[A History of Science Volume 2(of 5) by Henry Smith Williams]@TWC D-Link bookA History of Science Volume 2(of 5) BOOK II 309/368
The story is told that Lippershey, who was a spectacle-maker, stumbled by accident upon the discovery that when two lenses are held at a certain distance apart, objects at a distance appear nearer and larger.
Having made this discovery, he fitted two lenses with a tube so as to maintain them at the proper distance, and thus constructed the first telescope.

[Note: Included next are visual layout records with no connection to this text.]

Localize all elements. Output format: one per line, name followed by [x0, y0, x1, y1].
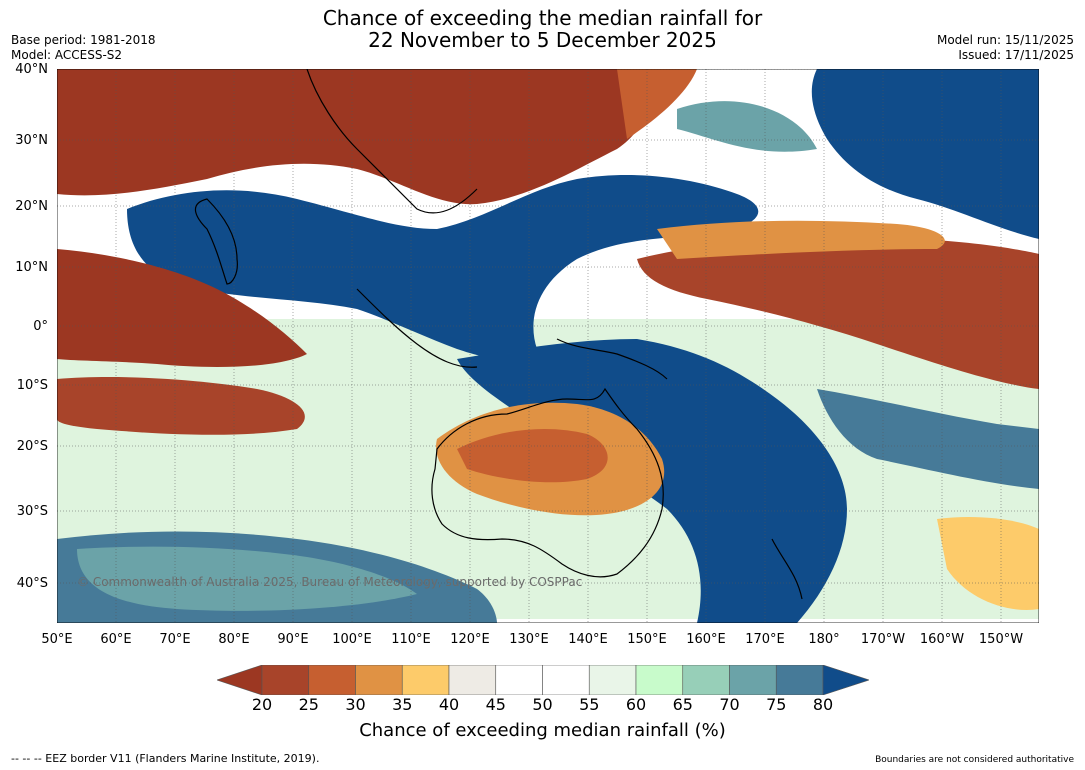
colorbar-tick-label: 80 [812, 695, 834, 714]
colorbar-tick-label: 30 [345, 695, 366, 714]
region-southern-ocean-teal [77, 546, 417, 611]
lon-label: 130°E [509, 632, 549, 647]
colorbar-tick-label: 55 [579, 695, 600, 714]
eez-note: -- -- -- EEZ border V11 (Flanders Marine… [11, 752, 320, 765]
region-south-pacific-teal [817, 389, 1039, 489]
coast-new-zealand [771, 538, 803, 600]
colorbar-tick-label: 35 [392, 695, 413, 714]
region-pacific-orange [657, 220, 945, 259]
colorbar-segment [542, 665, 590, 695]
region-se-pacific-dry [937, 517, 1039, 610]
lat-label: 30°S [16, 504, 48, 519]
colorbar-segment [448, 665, 497, 695]
colorbar-under-arrow [217, 665, 263, 695]
region-asia-dry-edge [617, 69, 697, 139]
region-pacific-teal [677, 101, 817, 152]
lat-label: 10°N [15, 260, 48, 275]
region-nw-pacific-wet [811, 69, 1039, 239]
colorbar-tick-label: 70 [719, 695, 740, 714]
colorbar [217, 665, 869, 695]
lon-label: 90°E [277, 632, 309, 647]
region-south-indian-dry [57, 377, 305, 435]
coast-east-asia [306, 69, 478, 214]
region-central-pacific-dry [637, 237, 1039, 389]
colorbar-segment [775, 665, 824, 695]
lat-label: 0° [33, 319, 48, 334]
colorbar-tick-label: 25 [298, 695, 319, 714]
coast-australia [431, 387, 664, 578]
lon-label: 170°W [860, 632, 906, 647]
lat-label: 20°S [16, 439, 48, 454]
colorbar-tick-label: 20 [251, 695, 273, 714]
colorbar-segment [682, 665, 730, 695]
copyright-notice: © Commonwealth of Australia 2025, Bureau… [77, 575, 583, 589]
colorbar-segment [308, 665, 356, 695]
issue-info: Model run: 15/11/2025 Issued: 17/11/2025 [937, 33, 1074, 63]
graticule [57, 69, 1039, 623]
coast-new-guinea [556, 338, 668, 380]
colorbar-segment [261, 665, 310, 695]
lat-label: 10°S [16, 378, 48, 393]
lon-label: 120°E [450, 632, 490, 647]
colorbar-segment [495, 665, 543, 695]
lon-label: 180° [808, 632, 840, 647]
colorbar-tick-label: 60 [625, 695, 647, 714]
region-indian-ocean-wet [127, 174, 759, 361]
colorbar-label: Chance of exceeding median rainfall (%) [359, 720, 726, 741]
rainfall-map [57, 69, 1039, 623]
lon-label: 100°E [332, 632, 372, 647]
lat-label: 20°N [15, 199, 48, 214]
region-australia-dry-core [457, 429, 608, 483]
colorbar-over-arrow [822, 665, 869, 695]
colorbar-tick-label: 65 [672, 695, 693, 714]
lon-label: 80°E [218, 632, 250, 647]
lon-label: 170°E [745, 632, 785, 647]
lon-label: 150°W [978, 632, 1024, 647]
lat-label: 30°N [15, 133, 48, 148]
base-period: Base period: 1981-2018 [11, 33, 156, 47]
colorbar-tick-label: 45 [485, 695, 506, 714]
colorbar-tick-label: 75 [766, 695, 787, 714]
lon-label: 110°E [391, 632, 431, 647]
boundary-disclaimer: Boundaries are not considered authoritat… [875, 755, 1074, 765]
lon-label: 160°W [919, 632, 965, 647]
issued-date: Issued: 17/11/2025 [958, 48, 1074, 62]
coastlines [194, 69, 803, 600]
colorbar-tick-label: 50 [532, 695, 553, 714]
colorbar-segment [635, 665, 684, 695]
lon-label: 150°E [627, 632, 667, 647]
lon-label: 140°E [568, 632, 608, 647]
colorbar-segment [588, 665, 637, 695]
lat-label: 40°N [15, 62, 48, 77]
region-west-equatorial-dry [57, 249, 307, 367]
colorbar-segment [729, 665, 777, 695]
colorbar-segment [401, 665, 450, 695]
colorbar-tick-label: 40 [438, 695, 460, 714]
lon-label: 50°E [41, 632, 73, 647]
lat-label: 40°S [16, 576, 48, 591]
map-title-line2: 22 November to 5 December 2025 [368, 28, 717, 52]
colorbar-segment [355, 665, 403, 695]
map-title-line1: Chance of exceeding the median rainfall … [322, 6, 763, 30]
region-asia-dry [57, 69, 644, 205]
model-name: Model: ACCESS-S2 [11, 48, 123, 62]
coast-india [194, 198, 238, 285]
lon-label: 160°E [686, 632, 726, 647]
coast-sumatra-java [356, 288, 478, 368]
model-run: Model run: 15/11/2025 [936, 33, 1074, 47]
lon-label: 70°E [159, 632, 191, 647]
model-info: Base period: 1981-2018 Model: ACCESS-S2 [11, 33, 156, 63]
lon-label: 60°E [100, 632, 132, 647]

It was Galileo, however, as referred to in a preceding chapter, who first constructed a telescope based on his knowledge of the laws of refraction.
In 1609, having heard that an instrument had been invented, consisting of two lenses fixed in a tube, whereby objects were made to appear larger and nearer, he set about constructing such an instrument that should follow out the known effects of refraction.
His first telescope, made of two lenses fixed in a lead pipe, was soon followed by others of improved types, Galileo devoting much time and labor to perfecting lenses and correcting errors.
In fact, his work in developing the instrument was so important that the telescope came gradually to be known as the "Galilean telescope." In the construction of his telescope Galileo made use of a convex and a concave lens; but shortly after this Kepler invented an instrument in which both the lenses used were convex.